When I think of my childhood, I think back as far as I can remember, (probably around age five,) to around thirteen. And often when I do, I dwell upon a lot of pain, mainly rooted from my family. From the way I saw it, most people think back to their childhood and remember playing outside with their friends, going to school, and having no cares in the world. But I was filled with resentment. I wish that I hadn't missed out on so much and I wished that I hadn't wanted to grow up so fast.
But you know what? Everyone has something hard in their past that they have dealt with. Loneliness is not uncommon, and neither are losses in the family, divorce, fighting, the list goes on. There are so many things that can bring down your childhood but nothing can ever ruin it. As I said before, it depends on your perspective and how much you allow yourself to dwell on it.
So I'm gonna take this time to think about all the great memories of my childhood and I encourage everyone else to do the same. Here are some memories, most of which are pretty common among all American children, hopefully you can take a moment to relive them as I will.

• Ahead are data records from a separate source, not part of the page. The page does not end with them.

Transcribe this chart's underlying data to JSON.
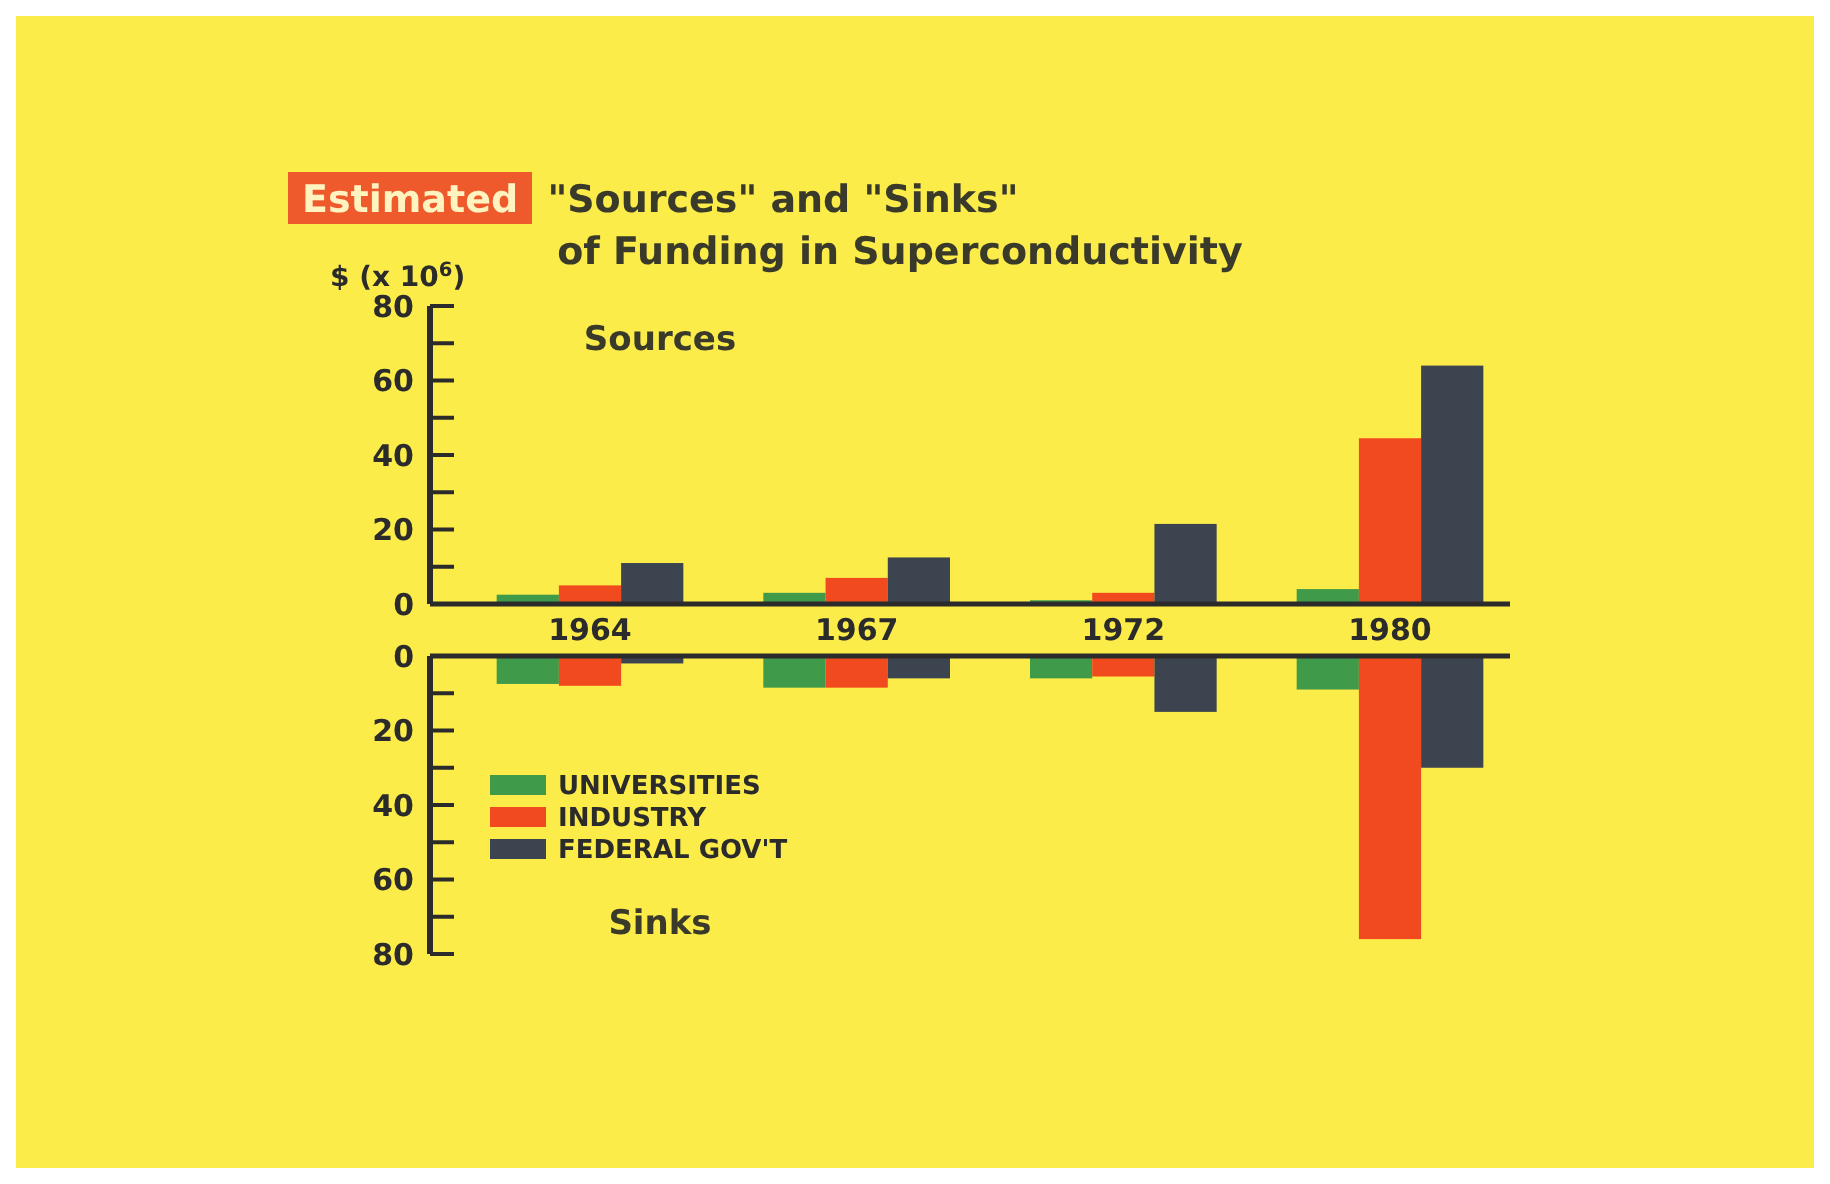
{
  "chart_data": [
    {
      "type": "bar",
      "title": "Estimated \"Sources\" and \"Sinks\" of Funding in Superconductivity",
      "ylabel": "$ (x 10$^{6}$)",
      "annotations": [
        "Sources"
      ],
      "categories": [
        "1964",
        "1967",
        "1972",
        "1980"
      ],
      "ylim": [
        0,
        80
      ],
      "yticks": [
        0,
        {
          "value": 10,
          "label": null
        },
        20,
        {
          "value": 30,
          "label": null
        },
        40,
        {
          "value": 50,
          "label": null
        },
        60,
        {
          "value": 70,
          "label": null
        },
        80
      ],
      "series": [
        {
          "color": "#3f9a4a",
          "values": [
            2.5,
            3,
            1,
            4
          ]
        },
        {
          "color": "#f04a1e",
          "values": [
            5,
            7,
            3,
            44.5
          ]
        },
        {
          "color": "#3c4450",
          "values": [
            11,
            12.5,
            21.5,
            64
          ]
        }
      ]
    },
    {
      "type": "bar",
      "annotations": [
        "Sinks"
      ],
      "categories": [
        null,
        null,
        null,
        null
      ],
      "tick_labels": "y",
      "legend": "left",
      "ylim": [
        80,
        0
      ],
      "yticks": [
        0,
        {
          "value": 10,
          "label": null
        },
        20,
        {
          "value": 30,
          "label": null
        },
        40,
        {
          "value": 50,
          "label": null
        },
        60,
        {
          "value": 70,
          "label": null
        },
        80
      ],
      "series": [
        {
          "name": "UNIVERSITIES",
          "color": "#3f9a4a",
          "values": [
            7.5,
            8.5,
            6,
            9
          ]
        },
        {
          "name": "INDUSTRY",
          "color": "#f04a1e",
          "values": [
            8,
            8.5,
            5.5,
            76
          ]
        },
        {
          "name": "FEDERAL GOV'T",
          "color": "#3c4450",
          "values": [
            2,
            6,
            15,
            30
          ]
        }
      ]
    }
  ]
}
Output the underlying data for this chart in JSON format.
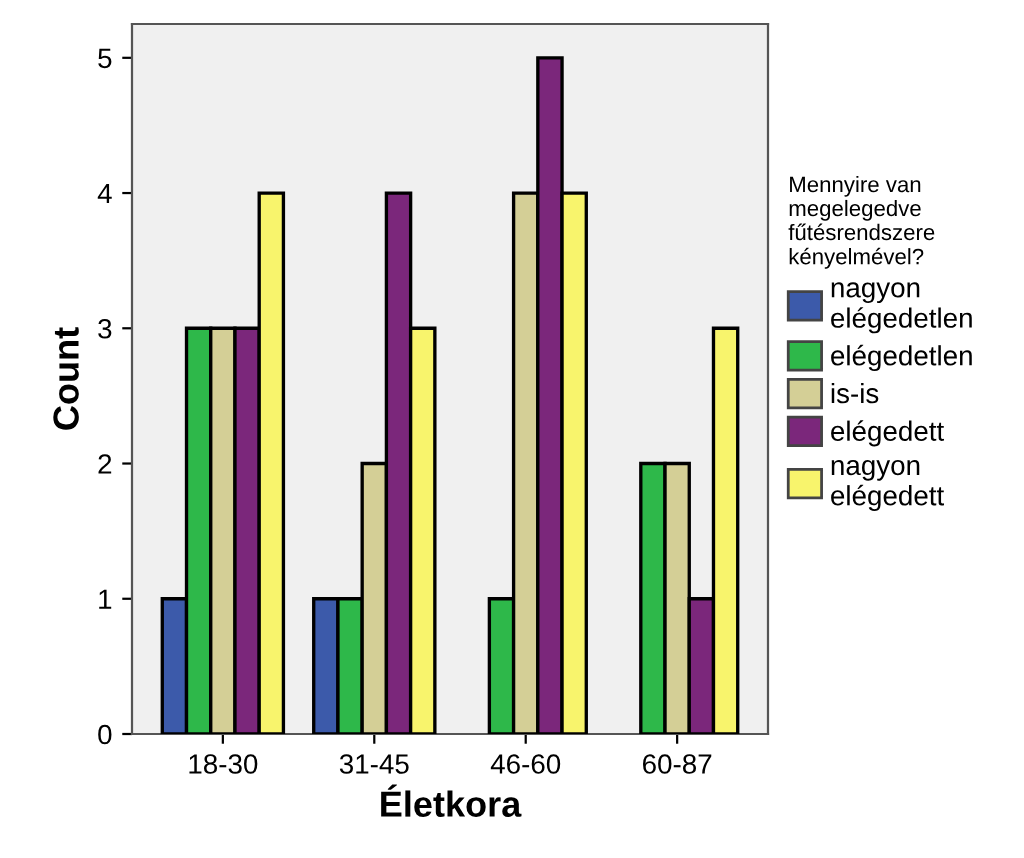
{
  "chart_data": {
    "type": "bar",
    "xlabel": "Életkora",
    "ylabel": "Count",
    "legend_title": "Mennyire van\nmegelegedve\nfűtésrendszere\nkényelmével?",
    "categories": [
      "18-30",
      "31-45",
      "46-60",
      "60-87"
    ],
    "series": [
      {
        "name": "nagyon\nelégedetlen",
        "color": "#3c5aaa",
        "values": [
          1,
          1,
          null,
          null
        ]
      },
      {
        "name": "elégedetlen",
        "color": "#2eb84a",
        "values": [
          3,
          1,
          1,
          2
        ]
      },
      {
        "name": "is-is",
        "color": "#d4cf96",
        "values": [
          3,
          2,
          4,
          2
        ]
      },
      {
        "name": "elégedett",
        "color": "#7b277b",
        "values": [
          3,
          4,
          5,
          1
        ]
      },
      {
        "name": "nagyon\nelégedett",
        "color": "#f8f46c",
        "values": [
          4,
          3,
          4,
          3
        ]
      }
    ],
    "ylim": [
      0,
      5.25
    ],
    "yticks": [
      0,
      1,
      2,
      3,
      4,
      5
    ],
    "grid": false,
    "legend": "right"
  }
}
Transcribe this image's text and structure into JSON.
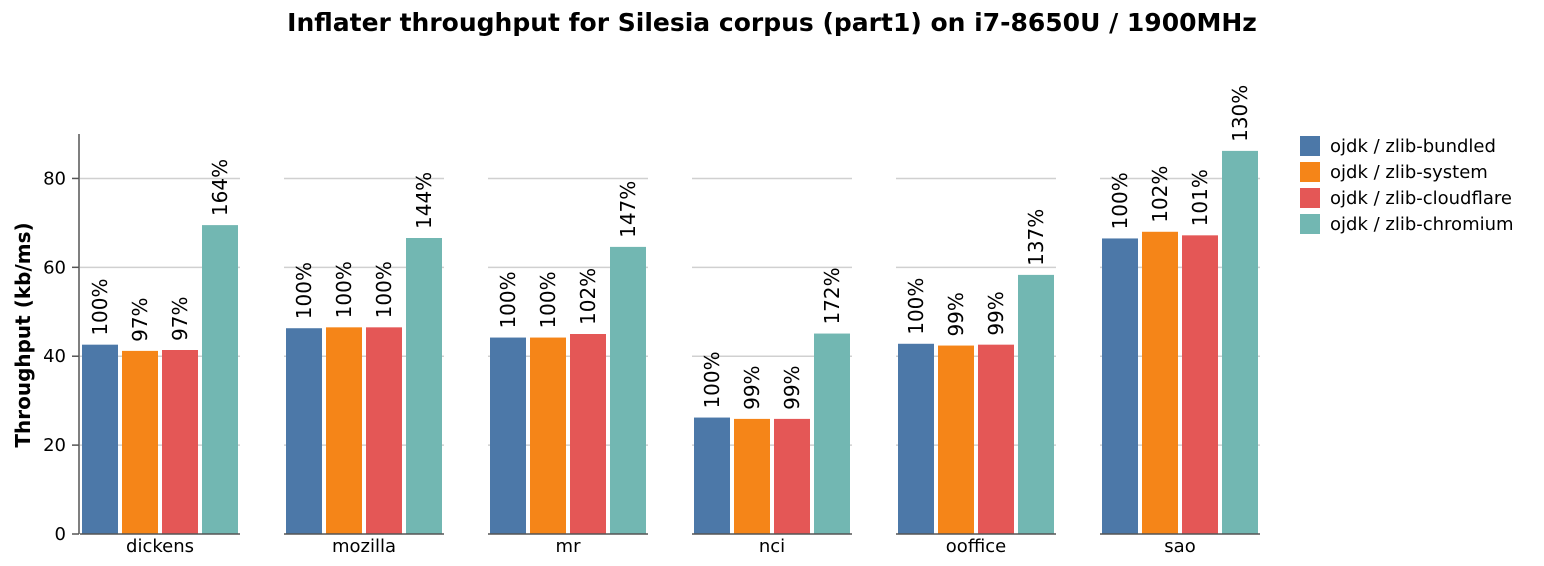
{
  "chart_data": {
    "type": "bar",
    "title": "Inflater throughput for Silesia corpus (part1) on i7-8650U / 1900MHz",
    "ylabel": "Throughput (kb/ms)",
    "xlabel": "",
    "ylim": [
      0,
      90
    ],
    "yticks": [
      0,
      20,
      40,
      60,
      80
    ],
    "grid": true,
    "legend_position": "right",
    "categories": [
      "dickens",
      "mozilla",
      "mr",
      "nci",
      "ooffice",
      "sao"
    ],
    "series": [
      {
        "name": "ojdk / zlib-bundled",
        "color": "#4c78a8",
        "values": [
          42.6,
          46.3,
          44.2,
          26.2,
          42.8,
          66.5
        ],
        "labels": [
          "100%",
          "100%",
          "100%",
          "100%",
          "100%",
          "100%"
        ]
      },
      {
        "name": "ojdk / zlib-system",
        "color": "#f58518",
        "values": [
          41.2,
          46.5,
          44.2,
          25.9,
          42.4,
          68.0
        ],
        "labels": [
          "97%",
          "100%",
          "100%",
          "99%",
          "99%",
          "102%"
        ]
      },
      {
        "name": "ojdk / zlib-cloudflare",
        "color": "#e45756",
        "values": [
          41.4,
          46.5,
          45.0,
          25.9,
          42.6,
          67.2
        ],
        "labels": [
          "97%",
          "100%",
          "102%",
          "99%",
          "99%",
          "101%"
        ]
      },
      {
        "name": "ojdk / zlib-chromium",
        "color": "#72b7b2",
        "values": [
          69.5,
          66.6,
          64.6,
          45.1,
          58.3,
          86.2
        ],
        "labels": [
          "164%",
          "144%",
          "147%",
          "172%",
          "137%",
          "130%"
        ]
      }
    ]
  }
}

One of my favorite memories was Disneyland. I was lucky enough to go three or four times throughout my childhood because my mom's side of the family lived about twenty minutes away. There's not much that can compare to that warm feeling of innocence and happiness that fills you up as you float with your brothers or sisters on a boat, listening to "It's a Small World After All" or sitting on your dad's shoulders, watching colorful fireworks on a hot summer night as "When You Wish Upon a Star" plays in the background. That feeling right there, that's happiness. After all, it is called the happiest place on earth! Sometimes when I want to go back to that feeling, I turn on one of the Disney Classics. My favorite is probably Peter Pan or Alice in Wonderland.
Best memory number two? Christmas with the family. Everyone who loves you all packed into one room, with presents, and delicious food? How can that not be amazing? All the smiles, the pie, the christmas music, the kids table? Everything about it was wonderful. My family is a little split up now and Christmas has not been the same for about seven or eight years, but nevertheless, those years are ones I will hold onto dearly for the rest of my life.
I know I'm probably gonna bore you if I sit here listing all of my great memories, cause I know if I tried, I could probably come up with a butt load. So alas, here is one more.
Ummm.....Halloween, anyone? I don't know about you guys but I would start celebrating halloween about a month ahead of time. My family and I would decorate the whole house, listen to spooky music, watch scary movies, (remember Goosebumps?) go to the pumpkin patches with haunted corn mazes and hay rides, carve pumpkins, pick out our halloween costumes, attend Halloween parties, and most importantly... trick-or-treating! I can still vividly remember coming home with my brothers after a long and successful night of trick-or-treating, dumping out our bags of candy, trading, comparing and watching some movie on the Disney Channel. Usually Hocus Pocus, and having the time of our life. I miss that.
My point is, when you're depressed or regretful about a past experience as a whole, it's like wearing a pair of glasses that filters out the happy stuff and only allows you to focus on the bad. Sometimes it takes a little more effort to really convince yourself and specifically think about each individual thing in order to finally take off those glasses. But it can be done, just as I did. And when you do it, it will truly brighten your day.